Wenn es den Patienten etwas besser geht, dann werden sie in die Lager geschickt. Es ist ihnen verboten zu ihren Verwandten in Vavuniya zu gehen, obwohl nur wenige Familienmitglieder überlebt haben. Sie werden zu verschiedenen voneinander entfernten Orten wie Kinniya, Polannaruwa, Mannar etc. deportiert, wodurch eine Familienvereinigung unmöglich gemacht wird.

Eine Mutter saß mit leerem Blick einfach da. Als sie zu rennen begannen, wurde eines ihrer Kinder getötet. Sie hatte ihren ganzen Mut zusammen genommen und ihr Kind mit einer Schaufel selber begraben. Sie wollte nicht, dass ihr Kind von wilden Tieren gefressen wird. Sie weinte nicht.

In manchen Fällen landeten die Raketen direkt in den Bunkern. Es wurden mit Sicherheit Tausende umgebracht. Diejenigen, die in Vanni (ehemals unter Kontrolle der LTTE) ausharren, haben viele Gründe den Ort nicht zu verlassen und sich dort zu verstecken. Für sie ist Sterben besser als gefoltert zu werden.

Überall auf der Insel, insbesondere in Colombo wurden die Sicherheitskontrollen durch die Armee erhöht.
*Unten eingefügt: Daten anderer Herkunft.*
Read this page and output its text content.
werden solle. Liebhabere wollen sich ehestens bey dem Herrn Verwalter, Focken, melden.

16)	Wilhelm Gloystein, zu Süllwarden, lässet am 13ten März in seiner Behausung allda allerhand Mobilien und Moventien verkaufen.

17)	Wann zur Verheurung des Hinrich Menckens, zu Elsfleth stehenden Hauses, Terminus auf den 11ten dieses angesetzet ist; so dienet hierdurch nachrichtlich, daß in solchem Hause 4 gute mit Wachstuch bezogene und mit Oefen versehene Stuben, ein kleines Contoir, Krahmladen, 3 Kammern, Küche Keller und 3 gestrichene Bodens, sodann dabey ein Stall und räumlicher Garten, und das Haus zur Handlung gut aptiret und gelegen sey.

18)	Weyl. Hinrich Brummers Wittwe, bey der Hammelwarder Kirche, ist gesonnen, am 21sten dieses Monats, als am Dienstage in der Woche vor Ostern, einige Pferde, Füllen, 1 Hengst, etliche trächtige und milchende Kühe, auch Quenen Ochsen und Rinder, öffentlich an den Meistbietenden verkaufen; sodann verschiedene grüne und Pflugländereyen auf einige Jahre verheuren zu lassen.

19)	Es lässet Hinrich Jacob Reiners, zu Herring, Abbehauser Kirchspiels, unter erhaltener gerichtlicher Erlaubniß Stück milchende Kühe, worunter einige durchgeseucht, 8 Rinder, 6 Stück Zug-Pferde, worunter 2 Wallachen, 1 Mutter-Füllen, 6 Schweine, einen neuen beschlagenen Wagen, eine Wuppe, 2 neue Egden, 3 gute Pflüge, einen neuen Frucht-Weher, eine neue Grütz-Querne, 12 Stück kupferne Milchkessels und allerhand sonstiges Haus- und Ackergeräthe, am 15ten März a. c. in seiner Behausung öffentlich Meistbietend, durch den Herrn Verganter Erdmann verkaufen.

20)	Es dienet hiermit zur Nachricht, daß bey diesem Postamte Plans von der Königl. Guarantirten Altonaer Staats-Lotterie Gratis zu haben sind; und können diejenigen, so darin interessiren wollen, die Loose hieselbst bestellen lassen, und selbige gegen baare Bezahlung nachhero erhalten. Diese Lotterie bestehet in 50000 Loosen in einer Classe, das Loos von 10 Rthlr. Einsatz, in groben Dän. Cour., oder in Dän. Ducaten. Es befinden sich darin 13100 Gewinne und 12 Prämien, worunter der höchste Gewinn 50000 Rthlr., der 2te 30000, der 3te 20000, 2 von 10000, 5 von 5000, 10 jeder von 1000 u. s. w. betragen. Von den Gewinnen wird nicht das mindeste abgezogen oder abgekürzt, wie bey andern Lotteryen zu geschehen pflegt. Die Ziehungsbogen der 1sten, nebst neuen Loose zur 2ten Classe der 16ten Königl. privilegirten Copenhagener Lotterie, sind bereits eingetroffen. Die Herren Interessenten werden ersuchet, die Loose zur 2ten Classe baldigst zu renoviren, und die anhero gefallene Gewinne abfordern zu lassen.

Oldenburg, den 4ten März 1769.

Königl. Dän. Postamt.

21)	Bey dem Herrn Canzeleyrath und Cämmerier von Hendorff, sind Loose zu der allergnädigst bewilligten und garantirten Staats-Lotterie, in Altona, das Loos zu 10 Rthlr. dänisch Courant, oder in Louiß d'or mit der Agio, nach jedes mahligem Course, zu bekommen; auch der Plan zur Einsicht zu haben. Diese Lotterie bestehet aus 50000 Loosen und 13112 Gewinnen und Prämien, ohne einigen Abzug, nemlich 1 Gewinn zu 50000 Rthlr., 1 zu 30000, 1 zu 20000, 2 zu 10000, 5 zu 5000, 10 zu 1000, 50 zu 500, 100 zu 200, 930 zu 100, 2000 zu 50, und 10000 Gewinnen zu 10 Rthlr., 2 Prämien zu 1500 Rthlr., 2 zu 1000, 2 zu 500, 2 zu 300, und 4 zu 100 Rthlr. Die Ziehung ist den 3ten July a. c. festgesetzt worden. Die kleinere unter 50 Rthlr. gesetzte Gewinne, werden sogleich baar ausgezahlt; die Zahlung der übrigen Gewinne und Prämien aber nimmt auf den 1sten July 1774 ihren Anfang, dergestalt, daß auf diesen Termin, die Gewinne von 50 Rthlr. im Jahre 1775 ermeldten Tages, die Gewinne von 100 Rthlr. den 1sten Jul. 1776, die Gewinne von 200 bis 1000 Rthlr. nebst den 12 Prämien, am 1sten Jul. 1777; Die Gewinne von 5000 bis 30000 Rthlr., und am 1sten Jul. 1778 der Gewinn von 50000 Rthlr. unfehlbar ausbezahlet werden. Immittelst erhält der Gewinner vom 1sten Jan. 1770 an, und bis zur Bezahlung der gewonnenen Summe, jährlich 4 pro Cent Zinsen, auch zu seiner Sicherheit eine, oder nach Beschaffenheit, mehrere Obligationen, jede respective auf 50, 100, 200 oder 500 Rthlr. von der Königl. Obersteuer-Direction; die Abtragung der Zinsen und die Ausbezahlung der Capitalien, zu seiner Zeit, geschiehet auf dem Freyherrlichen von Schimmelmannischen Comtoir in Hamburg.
Für Personen mit Geburtsorten wie Vanni, Mullaitevu, Kilinochchi oder sogar Jaffna sind Schikanen vorprogrammiert. Unsere Wohnung wurde letzte Woche durchsucht und besonders das Zimmer meiner 16jährigen Tochter einschließlich ihres Kleiderschranks und ihrer Kleider. Sie wurde verhört. Auch wenn die Menschen aus Vanni herauskommen wollten, wissen sie, was sie erwartet.

Was hier passiert, ist ein Völkermord! Ich brauche es eigentlich nicht zu erwähnen, dass die Vertreibung der Menschen zu unbekannten Orten und das Auseinanderreißen der Familien und Gemeinschaften zu einem Sinken der Bevölkerung, zu einer Zerstörung unserer Kultur, Bildung und Beziehungen führen wird. Eine verstümmelte Generation von Tamilen ohne Zukunft. Die internationale Gemeinschaft mag Resolutionen verabschieden. Diese werden sowieso nicht beachtet.